Outa started investigating allegations of corruption and mismanagement of funds in the contract after being alerted by a whistle-blower.
The group found a series of irregularities pertaining to travel and accommodation claims worth R2 168 million. Most invoices were submitted without source documents. Some had source documents that did not back up the claim or appeared to be fraudulent. Other costs were not incurred by Grayson Reed but by other entities.
Outa said the SSETA travel and accommodation policy was ignored.
Outa also found that the bid for the tender was advertised four days before the closing date.
“The bid was published in the government Tender Bulletin on August 25, 2017, and closed on August 29. The National Treasury Regulations require that a tender be published for at least 21 days before the closing date.”
Outa said Andile Nongogo was SSETA chief executive when the tender was awarded. Themba Mhambi was the chairperson of the accounting authority, while Amanda Gcoboka-Buzo was the legal officer.
Outa’s portfolio manager Rudie Heyneke this week opened a criminal case against Nongogo, as well as one of his former colleagues and two others from Five Star Communications and Projects.
The criminal complaints relate to the over-inflation of a specific tender, awarded to Five Star in August 2016. It is alleged that Five Star over-inflated its bid for the branding of a tender box by a whopping 8 000%, or at least R292 000. Heyneke said Outa uncovered this irregularity while investigating other dubious SSETA tenders.
The investigation also revealed that NSFAS hired service providers without them having the required banking licences while paying out student allowances at excessive rates relative to the market.
The scheme also hired a business that provided cloth masks to the National Treasury in 2020 to work on an Information and Communication Technology (ICT) contract and rented an expensive head office space while slashing the subsidies for student accommodation.
“We believe these tender awards are irregular. We question whether awards such as these are unnecessarily draining NSFAS resources and contributing to its cuts in student subsidies.”
The organisation said it was looking into the following tenders:
- SCMN022/2021: A five-year contract for the direct payment of NSFAS allowances to students, which Outa believes could be worth at least R1.5 billion.
- SCMN004/2021: A three-month contract to supply a digital tool to calculate student allowances.
- SCMN015/2021: The leasing of the NSFAS head office for two years, renewable for a further three years.
“Outa questions the value of these contracts, particularly in the light of the NSFAS reduction of subsidies for student accommodation,” said Heyneke.
The tender for paying NSFAS allowances to students
NSFAS hired businesses – Coinvest Africa, Tenet Technology, Norraco Corporation and Ezaga Holdings – without banking licences or VAT registrations to make direct payments of student allowances. The contract cost about R5 billion over five years.
Student allowance calculation tool tender
The contract was awarded to Futgenx Technologies at a cost of R4 053 million for three months. The company was paid R3 265 million despite its failure to finish the job.

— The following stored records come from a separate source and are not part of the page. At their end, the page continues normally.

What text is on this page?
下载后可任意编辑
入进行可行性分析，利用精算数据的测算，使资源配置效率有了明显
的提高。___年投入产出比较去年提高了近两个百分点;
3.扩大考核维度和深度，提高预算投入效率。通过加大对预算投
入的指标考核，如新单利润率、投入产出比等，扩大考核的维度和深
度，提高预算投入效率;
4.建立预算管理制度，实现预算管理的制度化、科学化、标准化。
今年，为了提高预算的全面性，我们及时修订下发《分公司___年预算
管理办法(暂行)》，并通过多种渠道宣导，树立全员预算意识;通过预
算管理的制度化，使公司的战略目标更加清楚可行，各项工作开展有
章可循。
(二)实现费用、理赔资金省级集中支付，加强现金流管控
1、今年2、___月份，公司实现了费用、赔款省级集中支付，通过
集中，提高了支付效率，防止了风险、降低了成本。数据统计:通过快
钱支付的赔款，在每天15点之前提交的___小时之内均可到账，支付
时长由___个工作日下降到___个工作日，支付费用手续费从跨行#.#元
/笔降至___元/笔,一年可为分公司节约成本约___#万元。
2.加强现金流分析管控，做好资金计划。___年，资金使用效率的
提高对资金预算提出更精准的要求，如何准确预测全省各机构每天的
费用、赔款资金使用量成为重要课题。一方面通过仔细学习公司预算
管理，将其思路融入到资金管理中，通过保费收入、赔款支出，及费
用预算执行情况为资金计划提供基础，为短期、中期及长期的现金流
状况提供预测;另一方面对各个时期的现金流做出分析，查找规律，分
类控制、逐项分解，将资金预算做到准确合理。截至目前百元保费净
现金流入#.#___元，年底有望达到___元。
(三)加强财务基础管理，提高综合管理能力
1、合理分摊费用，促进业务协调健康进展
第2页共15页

The new contractor, Idol Consulting, charged close to R2 million to complete the job, and this resulted in NSFAS overpaying by R1 116 million.
The NSFAS office lease
In March 2022, NSFAS signed an office lease with Dynamic SA Holding for offices in the Halyard building in the Foreshore in Cape Town. Although the lease agreement indicates that Dynamic SA is the landlord, a deed search shows that the building owner is Ziningi Properties.
The lease was signed for five years, backdated to start on February 1, 2022. The offices total 8 479 square metres and the cost over the rental period is R166 906 million, including VAT and escalations.
Outa said that based on 451 employees, NSFAS will be paying an average of R74 000 per employee per year to lease this building. The organisation noted NSFAS has cut its subsidies for student accommodation to R45 000 per student per year, leaving many students unable to afford accommodation.
NSFAS did not respond and SSETA said questions were referred to relevant management for a response, and they also failed to respond.